WC performance for the US and Europe, 2002-11
The results for 2011 bring the total reduction in C2C achieved since 2002 to 16% for both the US and Europe
Relative to 2010, WC performance has improved in the US, with C2C dropping by 3%, but stalled in Europe, where C2C has remained unchanged.
For the US, these headline results show an accelerated improvement in WC performance compared with 2010, when C2C fell by 2%. For Europe, this year’s stability in C2C sharply contrasts with the drop of 4% reported in the prior year.
For the US, the overall improvement in C2C performance in 2011 arose from a combined reduction in receivables and inventories (Days sales outstanding - DSO and Days inventory outstanding - DIO down 3% and 2%, respectively) which was partly offset by lower payables (Days payable outstanding - DPO down 3%). In Europe, receivables and payables were marginally down (DSO and DPO each down 1%), while inventory was slightly up.
WC performance drivers
Unusual quarterly sales patterns. Global sales in 2011 did not follow the usual seasonal trends. Growth was strong in the first half of the year, albeit disrupted in the second quarter by the impact on production and supply chain of the Japanese earthquake and tsunami.
The third quarter saw a rebound in production, but this was followed by a significant slowdown in the final months of the year as a result of macroeconomic concerns in Europe and floods in Thailand.
These large variations in sales and production put significant additional stresses on WC management and on supply chains in particular. Compared with 2010, overall sales grew by 12% in the US and 8% in Europe in 2011.

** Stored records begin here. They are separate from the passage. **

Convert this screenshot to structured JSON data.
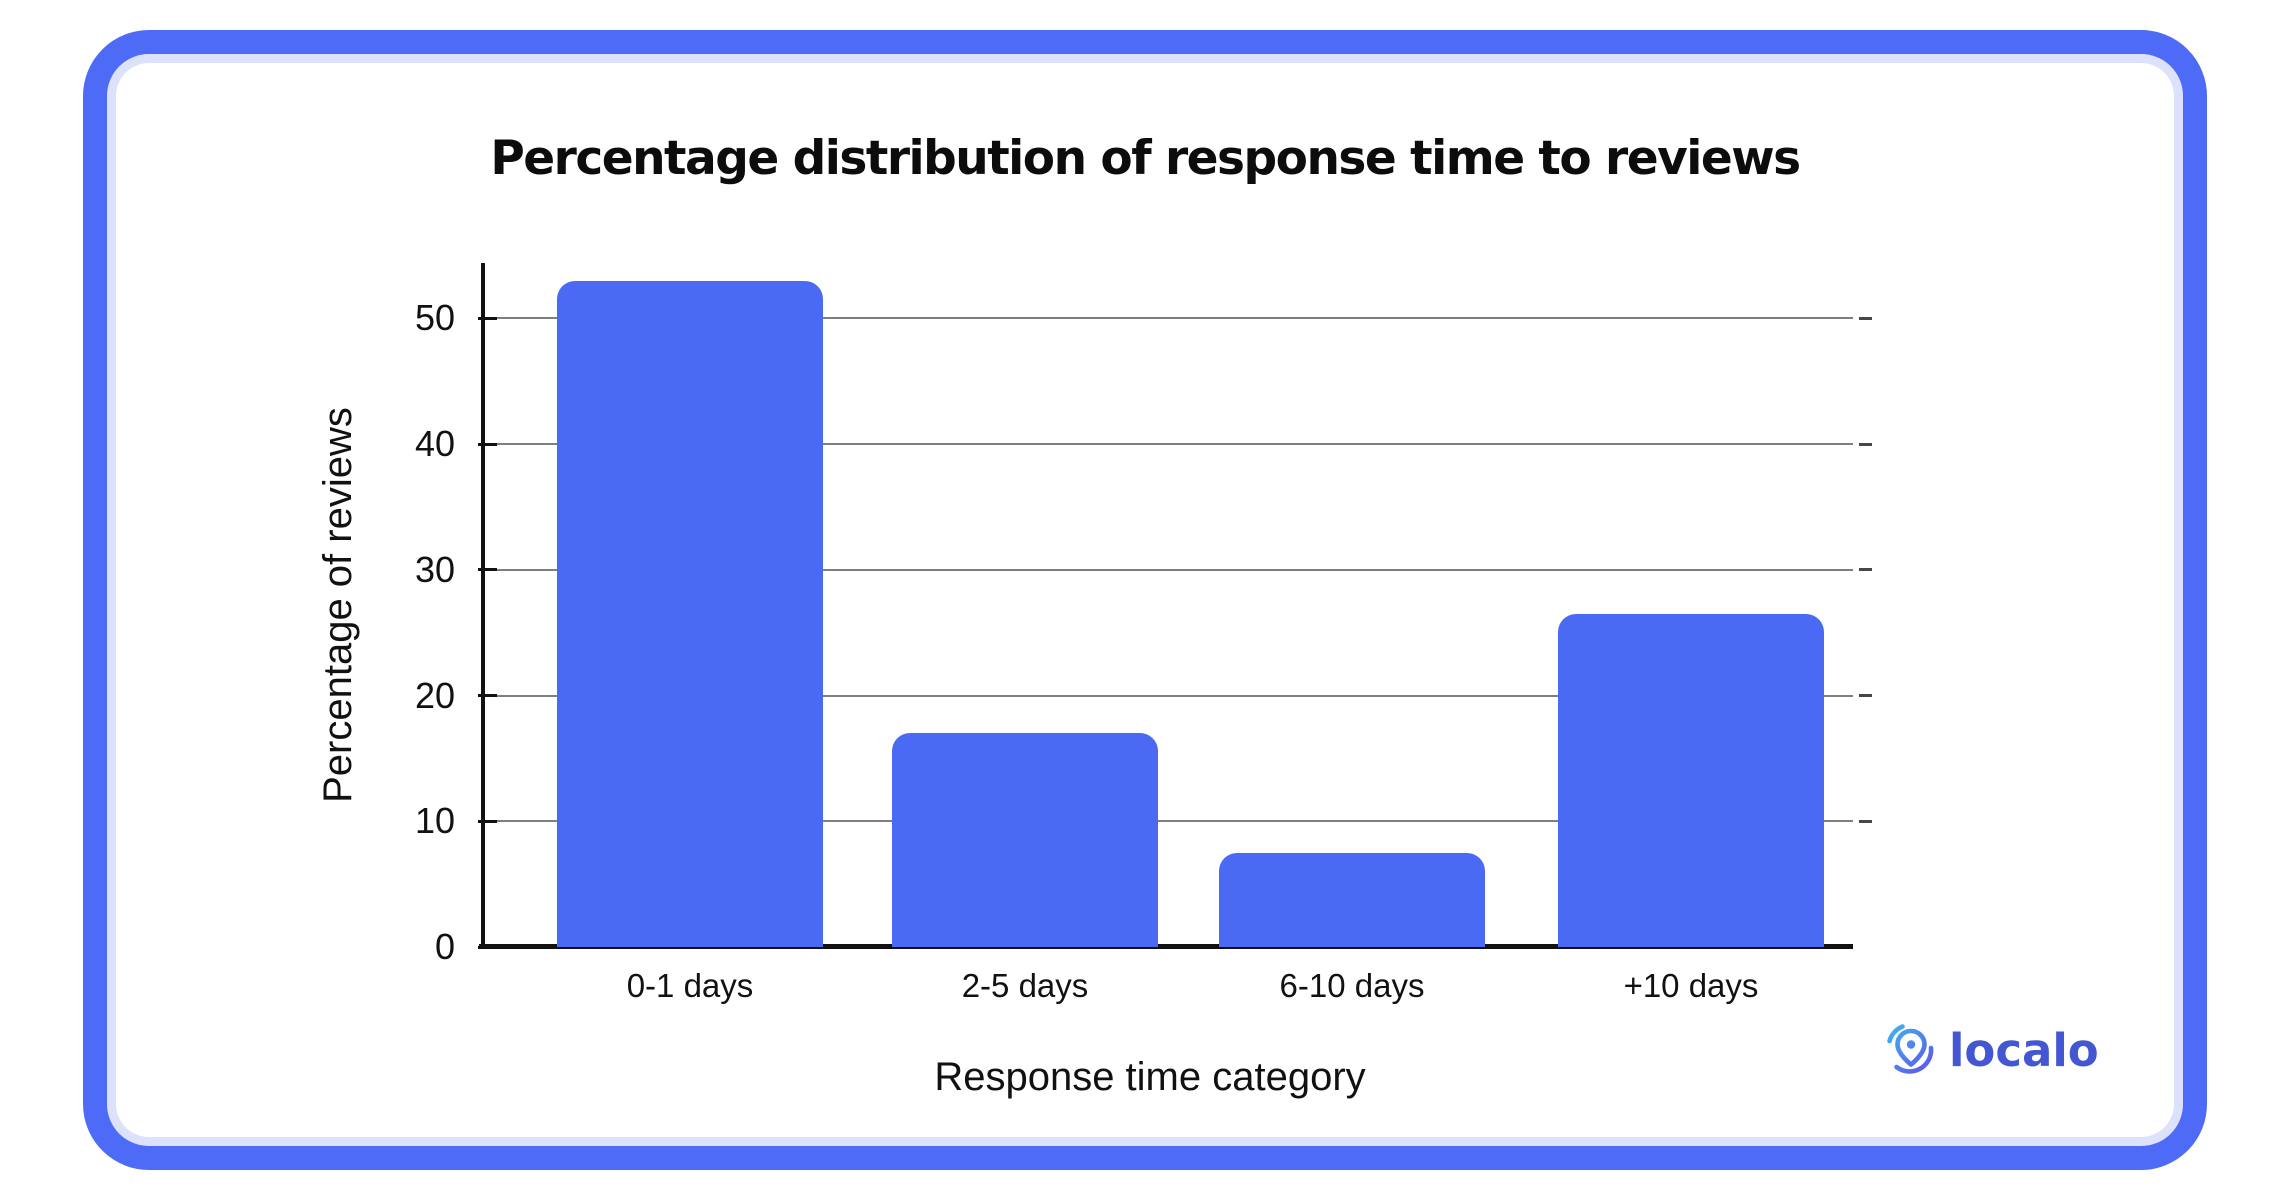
{
  "chart_data": {
    "type": "bar",
    "title": "Percentage distribution of response time to reviews",
    "categories": [
      "0-1 days",
      "2-5 days",
      "6-10 days",
      "+10 days"
    ],
    "values": [
      53,
      17,
      7.5,
      26.5
    ],
    "xlabel": "Response time category",
    "ylabel": "Percentage of reviews",
    "yticks": [
      0,
      10,
      20,
      30,
      40,
      50
    ],
    "ylim": [
      0,
      54.4
    ],
    "grid": true,
    "legend_position": "none",
    "bar_color": "#4A6AF3"
  },
  "branding": {
    "logo_text": "localo",
    "logo_text_color": "#4457D3",
    "logo_gradient_start": "#3EB3F4",
    "logo_gradient_end": "#6150E8"
  },
  "frame": {
    "border_color": "#4E6BF7",
    "inner_ring_color": "#DCE2FC",
    "background_color": "#FFFFFF"
  }
}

Continued focus on WC management. Against a backdrop of challenging market conditions, a high proportion of companies have continued to take rigorous steps to drive cash and cost out of WC. Many have reported ongoing or new initiatives in this area, especially with regard to billing and cash collection, spend consolidation, low-cost country sourcing, extension of payment terms, and supply chain efficiency.
Inventory adjustments in response to deteriorating market conditions. In the final months of 2011, many companies responded to the rapid deterioration in the global business outlook by aggressively reducing production to prevent inventory build-up. For the US, the net result of these actions was a year-on- year decrease of 3% in DIO, while in Europe, inventory performance deteriorated slightly.
Stronger receivables performance. The drop in DSO reflects not only the sequential decrease in sales, but also the continuing benefits of a strong focus on cash collection and billing across the board. Better sales prospects may have also given companies the confidence to win business without compromising on terms.
Weaker payables performance. The decrease in DPO was primarily caused by reduced production levels in the final months of 2011. In some cases, this drop was accentuated by lower spending due to the expectation of softer demand in the early months of 2012. However, there were some notable exceptions, with the automotive supply and machine manufacturing industries reporting higher spending to serve continuing strong demand.
Volatility in commodity prices. Changes in input costs have continued to exert a material impact on WC performance. Commodity cost inflation returned in the second half of 2010, peaking in the summer of 2011, before falling back in the final months of the year (with availability of some materials returning to normal). In contrast to 2010, softening primary raw material prices in the second part of 2011 helped lower inventory levels and payables balances at year-end.
Currency movements effect. In contrast to 2010, currency movements had a large impact on WC performance in 2011. For companies reporting in US dollars, the sudden appreciation of the dollar against other main currencies at the end of 2011, compared with its average during the year, had a beneficial impact on WC performance.WC performance for the
US and Europe, 2002-11
Conversely, for companies reporting in Euros, the relative softening of the euro against the US dollar at the end of 2011, compared with its average during the year, weighted negatively. For companies reporting in Swiss francs and in Norwegian kroner, the impact of currency movements was considerable.
The results for 2011 bring the total reduction in C2C achieved since 2002 to 16% for both the US and Europe.